What Are the Most Common Tools for Data Science?
In the BrainStation Digital Skills Survey, Data Scientists cited statistical programming language Python as their most-used tool. Data Scientists also reported using a much wider variety of secondary tools, including SQL and Tableau. This tracks with the traditional understanding that Data Scientists have a more senior level of experience and training—additional skills and knowledge that can provide more exposure to a programming language like Python or other related technology, which are applied to the following areas:
Programming Languages for Data Science
While there are a handful of statistical programming languages, R and Python are by far the most popular data science programming languages. R is purpose-built for data analysis and data mining; the more widely used Python is a general-purpose programming language that also happens to be well-suited to data analysis operations. Both can run complex statistical functions, including regression analysis, linear and nonlinear modeling, statistical tests, and time-series analysis, among others. R is better suited to smaller datasets, while Python comes in handy for Natural Language Processing applications. For some seriously heavy number-crunching, there are Hadoop-based tools like Hive.
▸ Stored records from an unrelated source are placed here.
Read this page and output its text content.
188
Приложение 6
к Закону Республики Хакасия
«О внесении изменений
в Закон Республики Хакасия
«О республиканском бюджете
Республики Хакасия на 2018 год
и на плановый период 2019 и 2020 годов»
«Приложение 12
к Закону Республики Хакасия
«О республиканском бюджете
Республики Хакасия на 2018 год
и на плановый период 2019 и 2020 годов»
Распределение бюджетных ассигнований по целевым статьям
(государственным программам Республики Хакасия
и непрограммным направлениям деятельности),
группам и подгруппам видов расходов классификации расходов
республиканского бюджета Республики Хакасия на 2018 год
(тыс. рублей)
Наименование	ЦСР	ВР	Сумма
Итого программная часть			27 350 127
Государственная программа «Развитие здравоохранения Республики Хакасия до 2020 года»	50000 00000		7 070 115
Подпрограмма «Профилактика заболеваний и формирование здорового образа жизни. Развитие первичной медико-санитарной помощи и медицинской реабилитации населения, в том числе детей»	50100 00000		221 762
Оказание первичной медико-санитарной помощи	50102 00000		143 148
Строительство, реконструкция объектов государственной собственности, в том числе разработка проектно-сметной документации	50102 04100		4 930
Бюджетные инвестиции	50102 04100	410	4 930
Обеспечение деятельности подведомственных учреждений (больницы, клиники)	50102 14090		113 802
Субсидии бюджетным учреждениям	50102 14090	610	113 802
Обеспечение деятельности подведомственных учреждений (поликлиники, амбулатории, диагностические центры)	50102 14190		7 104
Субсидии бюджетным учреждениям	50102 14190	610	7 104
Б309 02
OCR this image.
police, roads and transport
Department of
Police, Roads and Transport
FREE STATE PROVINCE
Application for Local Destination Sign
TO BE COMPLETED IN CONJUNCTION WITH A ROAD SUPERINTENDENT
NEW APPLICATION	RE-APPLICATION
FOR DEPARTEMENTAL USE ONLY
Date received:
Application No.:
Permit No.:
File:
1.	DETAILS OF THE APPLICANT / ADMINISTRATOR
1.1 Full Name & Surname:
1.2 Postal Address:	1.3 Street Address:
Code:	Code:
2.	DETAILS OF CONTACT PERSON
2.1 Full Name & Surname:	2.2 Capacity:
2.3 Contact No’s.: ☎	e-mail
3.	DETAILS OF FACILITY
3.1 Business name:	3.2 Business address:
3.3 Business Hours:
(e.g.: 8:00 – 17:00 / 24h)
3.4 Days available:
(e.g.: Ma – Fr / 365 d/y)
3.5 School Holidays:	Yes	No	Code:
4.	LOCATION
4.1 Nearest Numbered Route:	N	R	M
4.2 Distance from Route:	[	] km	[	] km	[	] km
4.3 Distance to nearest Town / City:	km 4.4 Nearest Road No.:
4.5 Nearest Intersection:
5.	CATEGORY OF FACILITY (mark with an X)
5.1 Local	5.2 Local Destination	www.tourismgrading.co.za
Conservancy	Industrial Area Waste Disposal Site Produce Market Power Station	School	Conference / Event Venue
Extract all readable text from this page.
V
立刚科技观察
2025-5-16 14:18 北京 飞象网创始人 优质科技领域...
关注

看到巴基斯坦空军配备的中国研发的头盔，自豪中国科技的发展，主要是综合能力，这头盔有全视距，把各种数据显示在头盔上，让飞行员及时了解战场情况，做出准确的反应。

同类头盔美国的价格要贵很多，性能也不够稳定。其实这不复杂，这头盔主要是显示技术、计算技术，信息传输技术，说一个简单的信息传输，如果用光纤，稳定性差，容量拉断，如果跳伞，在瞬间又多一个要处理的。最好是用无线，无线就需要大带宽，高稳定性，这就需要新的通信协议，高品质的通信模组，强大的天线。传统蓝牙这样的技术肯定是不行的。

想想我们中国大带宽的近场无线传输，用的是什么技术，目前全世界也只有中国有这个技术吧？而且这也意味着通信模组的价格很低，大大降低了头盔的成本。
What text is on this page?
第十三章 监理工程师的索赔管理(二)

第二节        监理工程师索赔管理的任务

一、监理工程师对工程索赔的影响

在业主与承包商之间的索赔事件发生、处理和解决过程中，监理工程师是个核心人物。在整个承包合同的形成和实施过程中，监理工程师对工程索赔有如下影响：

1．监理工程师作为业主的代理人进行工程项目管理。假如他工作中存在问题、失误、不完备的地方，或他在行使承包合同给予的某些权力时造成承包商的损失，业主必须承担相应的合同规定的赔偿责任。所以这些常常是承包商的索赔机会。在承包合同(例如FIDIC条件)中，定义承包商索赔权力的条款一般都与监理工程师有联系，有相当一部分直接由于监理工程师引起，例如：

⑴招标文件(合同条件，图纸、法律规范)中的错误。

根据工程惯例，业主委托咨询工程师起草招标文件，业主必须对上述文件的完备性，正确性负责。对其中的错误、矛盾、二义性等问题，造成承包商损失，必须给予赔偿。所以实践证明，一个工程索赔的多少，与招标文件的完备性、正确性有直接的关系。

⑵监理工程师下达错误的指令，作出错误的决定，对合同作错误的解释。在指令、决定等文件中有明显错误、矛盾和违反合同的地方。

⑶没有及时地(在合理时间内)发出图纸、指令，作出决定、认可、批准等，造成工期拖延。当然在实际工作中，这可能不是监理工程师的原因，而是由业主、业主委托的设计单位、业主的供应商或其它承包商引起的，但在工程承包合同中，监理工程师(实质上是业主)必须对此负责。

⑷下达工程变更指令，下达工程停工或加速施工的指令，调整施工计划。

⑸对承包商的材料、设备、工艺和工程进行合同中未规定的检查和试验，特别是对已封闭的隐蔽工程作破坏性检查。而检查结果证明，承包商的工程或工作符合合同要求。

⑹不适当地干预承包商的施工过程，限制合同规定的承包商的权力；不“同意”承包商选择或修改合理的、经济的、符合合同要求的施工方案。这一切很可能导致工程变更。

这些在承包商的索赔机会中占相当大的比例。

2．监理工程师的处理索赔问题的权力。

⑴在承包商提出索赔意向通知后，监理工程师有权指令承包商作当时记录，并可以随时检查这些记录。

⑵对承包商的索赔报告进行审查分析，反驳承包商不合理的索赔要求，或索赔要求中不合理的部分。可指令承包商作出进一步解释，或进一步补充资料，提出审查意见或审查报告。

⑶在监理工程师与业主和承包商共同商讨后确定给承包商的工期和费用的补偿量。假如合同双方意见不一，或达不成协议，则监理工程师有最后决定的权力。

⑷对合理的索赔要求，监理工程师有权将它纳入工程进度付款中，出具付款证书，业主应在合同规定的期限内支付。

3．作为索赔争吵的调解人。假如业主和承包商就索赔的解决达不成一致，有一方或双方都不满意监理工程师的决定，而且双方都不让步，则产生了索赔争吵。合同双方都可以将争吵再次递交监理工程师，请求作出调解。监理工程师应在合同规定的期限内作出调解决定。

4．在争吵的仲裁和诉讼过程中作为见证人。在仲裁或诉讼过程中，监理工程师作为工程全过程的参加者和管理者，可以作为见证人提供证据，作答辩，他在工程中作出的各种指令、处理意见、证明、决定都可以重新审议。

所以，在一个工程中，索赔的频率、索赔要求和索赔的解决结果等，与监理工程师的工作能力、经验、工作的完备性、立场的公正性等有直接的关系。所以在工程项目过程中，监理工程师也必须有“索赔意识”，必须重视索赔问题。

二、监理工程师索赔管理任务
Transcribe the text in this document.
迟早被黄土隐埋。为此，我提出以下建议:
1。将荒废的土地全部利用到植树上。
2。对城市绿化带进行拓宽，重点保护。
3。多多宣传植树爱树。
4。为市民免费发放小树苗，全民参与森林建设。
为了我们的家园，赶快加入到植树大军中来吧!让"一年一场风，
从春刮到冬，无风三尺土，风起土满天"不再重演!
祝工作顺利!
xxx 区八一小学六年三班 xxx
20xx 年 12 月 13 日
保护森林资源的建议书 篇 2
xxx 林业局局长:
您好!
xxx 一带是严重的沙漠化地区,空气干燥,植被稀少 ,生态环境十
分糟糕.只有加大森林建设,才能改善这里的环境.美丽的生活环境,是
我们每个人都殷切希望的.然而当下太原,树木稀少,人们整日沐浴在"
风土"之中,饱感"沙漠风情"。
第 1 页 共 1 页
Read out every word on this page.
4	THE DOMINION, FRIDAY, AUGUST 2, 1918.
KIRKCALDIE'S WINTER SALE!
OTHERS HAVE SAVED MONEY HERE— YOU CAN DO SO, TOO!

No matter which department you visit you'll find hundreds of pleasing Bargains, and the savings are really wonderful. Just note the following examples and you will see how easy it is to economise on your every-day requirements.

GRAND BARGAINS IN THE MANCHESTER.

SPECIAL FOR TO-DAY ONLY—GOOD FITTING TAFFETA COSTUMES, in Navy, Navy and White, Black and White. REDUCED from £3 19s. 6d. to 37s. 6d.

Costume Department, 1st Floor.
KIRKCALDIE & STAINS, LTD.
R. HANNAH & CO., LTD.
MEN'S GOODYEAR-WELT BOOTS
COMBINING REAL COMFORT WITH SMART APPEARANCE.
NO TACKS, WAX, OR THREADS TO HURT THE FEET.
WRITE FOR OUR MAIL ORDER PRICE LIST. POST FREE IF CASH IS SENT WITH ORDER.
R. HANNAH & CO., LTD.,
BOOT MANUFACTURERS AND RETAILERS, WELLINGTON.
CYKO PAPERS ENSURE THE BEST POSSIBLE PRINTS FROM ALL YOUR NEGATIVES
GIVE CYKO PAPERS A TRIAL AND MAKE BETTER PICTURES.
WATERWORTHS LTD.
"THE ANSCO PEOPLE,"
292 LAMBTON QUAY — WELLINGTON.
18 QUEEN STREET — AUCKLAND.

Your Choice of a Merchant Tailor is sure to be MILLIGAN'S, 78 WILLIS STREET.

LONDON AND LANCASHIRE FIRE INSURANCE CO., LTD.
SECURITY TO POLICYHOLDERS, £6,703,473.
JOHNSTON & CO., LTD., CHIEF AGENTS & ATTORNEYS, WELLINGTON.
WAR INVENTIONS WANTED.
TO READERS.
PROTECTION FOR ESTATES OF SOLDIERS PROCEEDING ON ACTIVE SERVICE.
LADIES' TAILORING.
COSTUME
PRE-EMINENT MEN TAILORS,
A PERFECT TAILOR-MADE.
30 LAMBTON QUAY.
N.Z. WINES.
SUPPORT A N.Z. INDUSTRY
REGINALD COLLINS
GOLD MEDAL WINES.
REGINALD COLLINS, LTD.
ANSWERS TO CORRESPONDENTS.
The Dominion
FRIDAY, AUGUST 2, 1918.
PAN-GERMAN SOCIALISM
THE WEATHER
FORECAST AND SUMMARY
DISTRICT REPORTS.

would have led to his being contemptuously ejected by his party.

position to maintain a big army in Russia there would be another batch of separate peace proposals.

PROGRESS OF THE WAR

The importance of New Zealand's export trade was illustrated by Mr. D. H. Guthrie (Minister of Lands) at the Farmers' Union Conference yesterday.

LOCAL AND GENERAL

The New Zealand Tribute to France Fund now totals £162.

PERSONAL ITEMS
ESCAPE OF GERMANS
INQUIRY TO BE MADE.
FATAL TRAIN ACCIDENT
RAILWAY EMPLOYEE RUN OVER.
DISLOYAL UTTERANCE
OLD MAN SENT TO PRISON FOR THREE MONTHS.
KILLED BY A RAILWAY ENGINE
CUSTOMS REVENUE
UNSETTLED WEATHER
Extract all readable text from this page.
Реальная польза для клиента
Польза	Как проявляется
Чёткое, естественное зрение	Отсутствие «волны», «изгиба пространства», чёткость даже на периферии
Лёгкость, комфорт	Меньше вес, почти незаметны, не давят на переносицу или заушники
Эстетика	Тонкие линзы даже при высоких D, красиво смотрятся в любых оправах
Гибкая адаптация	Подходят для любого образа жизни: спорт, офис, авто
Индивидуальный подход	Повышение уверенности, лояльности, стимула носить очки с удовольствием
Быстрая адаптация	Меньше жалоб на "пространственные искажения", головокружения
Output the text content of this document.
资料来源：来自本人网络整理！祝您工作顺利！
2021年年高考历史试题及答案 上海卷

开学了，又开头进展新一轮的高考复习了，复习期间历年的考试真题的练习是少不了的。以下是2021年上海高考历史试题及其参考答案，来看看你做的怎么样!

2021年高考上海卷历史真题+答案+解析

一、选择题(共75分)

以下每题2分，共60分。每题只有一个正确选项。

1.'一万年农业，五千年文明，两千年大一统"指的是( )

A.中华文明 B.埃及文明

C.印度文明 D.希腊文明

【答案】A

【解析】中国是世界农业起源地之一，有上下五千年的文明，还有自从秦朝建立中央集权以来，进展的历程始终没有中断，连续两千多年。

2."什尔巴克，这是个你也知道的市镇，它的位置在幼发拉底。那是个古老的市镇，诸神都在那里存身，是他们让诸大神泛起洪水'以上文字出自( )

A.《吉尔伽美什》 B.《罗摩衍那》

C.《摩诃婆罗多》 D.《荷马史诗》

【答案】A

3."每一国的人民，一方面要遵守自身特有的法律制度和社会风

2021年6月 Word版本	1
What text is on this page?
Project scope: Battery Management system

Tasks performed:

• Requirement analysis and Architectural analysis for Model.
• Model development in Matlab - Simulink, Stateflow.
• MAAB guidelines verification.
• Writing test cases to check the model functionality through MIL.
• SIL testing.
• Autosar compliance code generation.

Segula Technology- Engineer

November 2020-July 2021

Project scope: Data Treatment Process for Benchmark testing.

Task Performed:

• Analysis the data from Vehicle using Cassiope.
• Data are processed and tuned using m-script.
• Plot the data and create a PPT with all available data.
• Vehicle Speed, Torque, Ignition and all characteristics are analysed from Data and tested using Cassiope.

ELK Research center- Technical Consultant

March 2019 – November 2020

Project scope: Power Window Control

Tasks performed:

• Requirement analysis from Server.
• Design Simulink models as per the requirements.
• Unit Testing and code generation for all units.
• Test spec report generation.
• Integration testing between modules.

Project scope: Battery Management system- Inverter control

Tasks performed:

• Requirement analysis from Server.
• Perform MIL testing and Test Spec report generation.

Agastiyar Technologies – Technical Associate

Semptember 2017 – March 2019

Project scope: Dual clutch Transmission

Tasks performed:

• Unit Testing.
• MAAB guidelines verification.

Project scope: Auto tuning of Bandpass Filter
One of a Data Scientist’s most important tools is RStudio Server, which supports a development environment for working with R on a server. Open-source Jupyter Notebook is another popular application, comprising statistical modeling, data viz, machine learning functions, and more.
Machine Learning Tools
Machine learning tools apply artificial intelligence to give systems the ability to learn and become more accurate without being explicitly programmed. The tools used for machine learning depend to a large extent on the application—whether you’re training the computer to identify images, for example, or extract trends from social media posts. Depending on their objectives, Data Scientists might choose from a wide range of tools including h2o.ai, TensorFlow, Apache Mahout, and Accord.Net.
Data Visualization Tools
Visualization tools help Data Scientists present complex data in an endless array of charts and graphs—a task that can be as much art as it is science. Using programs like Tableau, PowerBI, Bokeh, Plotly, and Infogram, Data Scientists can convert millions of unwieldy data points into easy-to-read—even beautiful—chord diagrams, heat maps, scatter plots, and more.
In addition to these broad categories of tools, Data Scientists also need to be very comfortable with both SQL (used across a range of platforms, including MySQL, Microsoft SQL, and Oracle) and spreadsheet programs (typically Excel). Although the basic premise behind spreadsheets is straightforward—making calculations or graphs by correlating the information in their cells—Excel remains incredibly useful after more than 30 years, and is virtually unavoidable in the field of data science.
We’ve already hinted that Data Scientists rely on a wide range of tools, but the results of our Digital Skills Survey reveal just how wide that range really is. Even given a long list of popular programs from which to select their most-used tools, 32 percent of respondents chose “other”—suggesting that regular use of a long tail of highly specialized programs is, in fact, the norm.